Un secondo argomento trasversale che si interseca con il diritto alle pari opportunità attiene al non dover scegliere tra professione e maternità.

Una scelta che personalmente non ho fatto, né sono stata costretta a fare, in quanto ho voluto e potuto portare avanti entrambi i progetti di crescita professionale e di famiglia, mettendo al centro il valore della c.d. bigenitorialità: la crescita dei figli come progetto comune che vedevano e vedono mamma e papà contribuire in egual misura, con eguali rinunce e con uguali “sensi di colpa”.

Quando è nata la nostra prima figlia, anche papà ha cambiato pannolini o dato il biberon la notte mentre io ero in trasferta per l’udienza l’indomani o stavo scrivendo un atto in scadenza, così come abbiamo deciso insieme di mandare le bambine all’asilo nido e a mano a mano che sono cresciute abbiamo spiegato loro l’eguale diritto al lavoro, l’eguale importanza e l’eguale dignità delle professioni svolte da entrambi.

Per la verità, è proprio grazie alla consapevolezza di diventare mamma che ho preso decisioni coraggiose che hanno lasciato un importante segno nella mia crescita professionale.

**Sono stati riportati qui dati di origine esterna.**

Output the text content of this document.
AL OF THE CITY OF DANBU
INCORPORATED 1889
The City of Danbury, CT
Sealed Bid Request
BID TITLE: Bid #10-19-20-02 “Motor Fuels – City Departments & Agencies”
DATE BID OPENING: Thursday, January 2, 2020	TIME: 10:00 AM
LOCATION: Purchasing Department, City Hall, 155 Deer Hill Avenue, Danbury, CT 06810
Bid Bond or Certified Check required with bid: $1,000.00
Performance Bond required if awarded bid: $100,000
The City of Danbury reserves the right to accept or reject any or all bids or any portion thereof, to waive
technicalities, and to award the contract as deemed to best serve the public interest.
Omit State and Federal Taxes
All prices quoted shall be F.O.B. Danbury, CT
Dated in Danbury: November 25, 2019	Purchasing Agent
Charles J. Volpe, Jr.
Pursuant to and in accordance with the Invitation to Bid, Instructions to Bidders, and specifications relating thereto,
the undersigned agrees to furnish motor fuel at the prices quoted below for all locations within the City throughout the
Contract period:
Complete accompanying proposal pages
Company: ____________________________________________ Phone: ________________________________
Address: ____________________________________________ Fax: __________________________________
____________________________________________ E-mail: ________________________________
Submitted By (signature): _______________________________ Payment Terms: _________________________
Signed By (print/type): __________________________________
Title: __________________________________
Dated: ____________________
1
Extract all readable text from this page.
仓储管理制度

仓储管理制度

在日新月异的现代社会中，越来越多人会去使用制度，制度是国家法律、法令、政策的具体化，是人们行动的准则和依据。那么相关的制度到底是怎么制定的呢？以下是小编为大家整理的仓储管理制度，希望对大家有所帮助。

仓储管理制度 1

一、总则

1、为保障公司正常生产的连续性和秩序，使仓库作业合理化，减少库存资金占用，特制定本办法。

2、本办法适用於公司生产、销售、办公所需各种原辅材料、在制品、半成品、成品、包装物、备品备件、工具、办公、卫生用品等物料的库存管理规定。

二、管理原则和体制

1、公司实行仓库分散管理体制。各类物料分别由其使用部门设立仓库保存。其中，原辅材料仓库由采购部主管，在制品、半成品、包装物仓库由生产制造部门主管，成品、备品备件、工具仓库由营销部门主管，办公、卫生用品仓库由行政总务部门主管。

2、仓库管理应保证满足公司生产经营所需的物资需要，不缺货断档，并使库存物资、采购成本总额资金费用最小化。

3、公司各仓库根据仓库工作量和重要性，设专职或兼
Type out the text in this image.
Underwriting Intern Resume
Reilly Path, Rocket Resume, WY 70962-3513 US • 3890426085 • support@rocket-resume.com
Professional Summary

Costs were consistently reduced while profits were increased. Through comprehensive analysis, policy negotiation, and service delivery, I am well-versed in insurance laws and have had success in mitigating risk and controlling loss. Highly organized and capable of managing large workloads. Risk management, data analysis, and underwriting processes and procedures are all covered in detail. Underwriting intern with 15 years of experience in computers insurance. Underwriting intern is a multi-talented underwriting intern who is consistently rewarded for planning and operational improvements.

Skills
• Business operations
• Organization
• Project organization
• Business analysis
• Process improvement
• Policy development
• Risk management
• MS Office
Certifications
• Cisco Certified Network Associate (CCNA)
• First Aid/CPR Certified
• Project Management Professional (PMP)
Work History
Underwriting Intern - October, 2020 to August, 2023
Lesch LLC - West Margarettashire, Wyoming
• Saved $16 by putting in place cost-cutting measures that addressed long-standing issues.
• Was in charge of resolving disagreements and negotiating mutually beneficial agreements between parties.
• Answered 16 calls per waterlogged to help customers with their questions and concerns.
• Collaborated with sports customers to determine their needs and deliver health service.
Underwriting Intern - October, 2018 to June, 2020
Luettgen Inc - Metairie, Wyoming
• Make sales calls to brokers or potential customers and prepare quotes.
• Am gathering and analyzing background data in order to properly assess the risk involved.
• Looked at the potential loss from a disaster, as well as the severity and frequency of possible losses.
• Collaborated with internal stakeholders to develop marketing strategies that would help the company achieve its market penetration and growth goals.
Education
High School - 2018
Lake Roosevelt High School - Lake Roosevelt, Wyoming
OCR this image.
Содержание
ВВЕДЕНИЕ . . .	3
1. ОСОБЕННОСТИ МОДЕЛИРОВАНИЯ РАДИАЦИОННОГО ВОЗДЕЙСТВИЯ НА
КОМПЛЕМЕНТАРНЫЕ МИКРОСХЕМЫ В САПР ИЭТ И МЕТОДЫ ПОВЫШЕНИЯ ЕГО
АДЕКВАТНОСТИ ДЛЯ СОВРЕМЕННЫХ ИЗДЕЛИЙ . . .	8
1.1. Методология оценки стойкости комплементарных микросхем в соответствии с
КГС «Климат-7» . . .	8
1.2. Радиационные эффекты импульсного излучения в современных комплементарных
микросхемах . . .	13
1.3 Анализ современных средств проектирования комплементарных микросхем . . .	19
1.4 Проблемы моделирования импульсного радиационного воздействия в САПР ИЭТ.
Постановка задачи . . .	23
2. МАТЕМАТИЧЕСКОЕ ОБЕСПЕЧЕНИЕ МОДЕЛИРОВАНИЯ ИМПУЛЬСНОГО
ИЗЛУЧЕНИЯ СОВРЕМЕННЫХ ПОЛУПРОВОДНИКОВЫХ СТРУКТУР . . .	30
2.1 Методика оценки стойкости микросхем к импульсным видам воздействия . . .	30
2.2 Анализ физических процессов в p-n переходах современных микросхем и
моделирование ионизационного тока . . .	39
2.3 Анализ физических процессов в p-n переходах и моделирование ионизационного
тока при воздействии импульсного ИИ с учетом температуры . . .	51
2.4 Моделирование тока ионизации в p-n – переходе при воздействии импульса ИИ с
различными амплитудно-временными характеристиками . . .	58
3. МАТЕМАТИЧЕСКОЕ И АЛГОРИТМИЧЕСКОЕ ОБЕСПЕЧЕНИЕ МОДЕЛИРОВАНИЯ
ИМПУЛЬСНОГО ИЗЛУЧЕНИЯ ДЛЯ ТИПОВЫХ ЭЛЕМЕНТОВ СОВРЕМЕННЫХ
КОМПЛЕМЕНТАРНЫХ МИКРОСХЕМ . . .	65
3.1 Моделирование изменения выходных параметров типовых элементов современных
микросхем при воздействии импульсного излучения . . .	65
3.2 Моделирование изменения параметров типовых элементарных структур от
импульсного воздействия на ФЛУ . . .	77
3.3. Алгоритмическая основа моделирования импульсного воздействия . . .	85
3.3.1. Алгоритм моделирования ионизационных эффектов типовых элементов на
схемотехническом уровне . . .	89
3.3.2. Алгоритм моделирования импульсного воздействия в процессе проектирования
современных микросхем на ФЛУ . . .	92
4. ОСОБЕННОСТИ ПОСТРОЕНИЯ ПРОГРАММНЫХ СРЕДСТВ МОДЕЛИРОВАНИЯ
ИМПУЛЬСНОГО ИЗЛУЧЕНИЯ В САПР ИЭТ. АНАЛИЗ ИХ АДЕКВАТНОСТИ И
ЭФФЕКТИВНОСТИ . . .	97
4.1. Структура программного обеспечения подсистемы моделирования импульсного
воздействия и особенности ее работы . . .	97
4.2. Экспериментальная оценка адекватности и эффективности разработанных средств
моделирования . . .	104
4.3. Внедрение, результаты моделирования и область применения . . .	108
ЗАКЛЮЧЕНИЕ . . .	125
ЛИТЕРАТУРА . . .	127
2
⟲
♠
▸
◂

Ed infatti, al sesto mese della mia prima gravidanza, ho deciso di passare da uno studio boutique ad un importante realtà internazionale: si trattava di un salto nel vuoto, di un cambiamento radicale, anche considerando che il percorso di integrazione del diritto penale in studi multi-practice era ad una fase iniziale. A circa 15 giorni dalla nascita di Ludovica, ho partecipato alla perquisizione di quello che sarebbe stato il mio “processo di lancio”, nel quale era coinvolta una delle più importanti agenzie di rating e, trascorsa una settimana dal parto di Matilde, non solo avevo già rimesso la toga per partecipare ad una udienza nell’ambito di un notorio processo di corruzione sanitaria, ma avevo iniziato la preparazione della discussione conclusiva del procedimento alla agenzia di rating. Un file rouge che è valso alle mie figlie – simpaticamente, da parte del Giudice – il soprannome di “bambine del rating”.

Il tutto in un ricercato equilibro – certo un po’ da giocolieri – tra lavoro e “noi”, decidendo anche quali rinunce non avremmo mai fatto (portare sempre uno dei due le bambine a scuola, tornare per il bagno e la cena insieme e per raccontare la favola della buona notte, esserci sempre alle recite e alle gare sportive…). È vero, nonostante, secondo alcuni fossimo dei “giovani” genitori perché Ludovica è arrivata quando io avevo 33 anni e mio marito 31, e Matilde rispettivamente a 36 e 34 anni, avevamo le possibilità economiche che ci consentivano di pagare le rette mensili dell’asilo nido, baby-sitter e quanto necessario…. Questo è innegabile. Ma è proprio sulla base di queste innegabili esigenze che, dopo aver iniziato ad abbattere i pregiudizi, occorre lavorare insieme su proposte di strumenti concreti a disposizione di tutte le professioniste che vogliano utilizzarli, che consentano di non scegliere tra lavoro e vita privata: strumenti quali flessibilità, parità salariale, agevolazioni economiche e convenzioni, per arrivare a pensare ad asili nido all’interno dei Tribunali.

Dal confronto non solo tra e con donne, ma anche tra e con uomini, possono venire idee e soluzioni importanti per mettere al centro il valore della capacità e della competenza professionale senza scelte diverse a cui dover sottostare.

Ed è per questo che ho pensato di dare il mio contributo candidandomi nelle prossime elezioni – in data 24, 25, 26 maggio – per essere delegata al XXXV° Congresso Nazionale Forense, quale occasione per dare un impulso concreto affinché alle giovani donne “sia davvero consentito di essere il motore del cambiamento”.

E per un sorriso finale, queste riflessioni sono state scritte durante l’andirivieni Milano-Arezzo, Arezzo-Milano e l’indomani, Milano-Arezzo, Arezzo-Milano: svariate ore di treno avanti e indietro, anziché una notta in hotel, per mantenere, il più possibile, fede al mio impegno della “favola della buonanotte”.